I. Le zero-click, ou l’art de ne rien demander
Pendant des années, le modèle d’infection mobile reposait sur un principe simple : tromper l’utilisateur.
- Un lien cliqué.
- Une pièce jointe ouverte.
- Une autorisation accordée par erreur.
Le phishing, le smishing, le spear-phishing — tout reposait sur une erreur humaine. Une seconde d’inattention, un doigt trop rapide, et le compromis était installé.

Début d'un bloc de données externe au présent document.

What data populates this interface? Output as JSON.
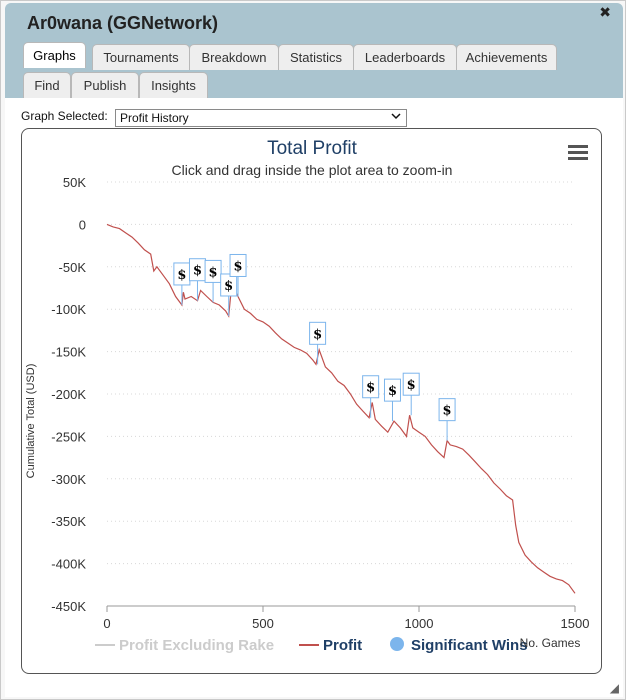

Le zero-click change tout.
Il supprime l’humain de l’équation. Plus besoin de tromper. Plus besoin de convaincre. Il suffit d’exploiter une faille dans le protocole de communication — ici, le RTC (Real-Time Communication) de WhatsApp — et le payload se dépose silencieusement.
L’appel WhatsApp manqué de mai 2019 ne demandait rien. Il ne contenait aucun message piégé. Il exploitait simplement un buffer overflow dans le code de gestion des paquets VoIP d’WhatsApp.
“Vous ne devez cliquer sur rien. Vous ne devez rien ouvrir. Vous ne devez même pas répondre. Il suffit que votre téléphone sonne.”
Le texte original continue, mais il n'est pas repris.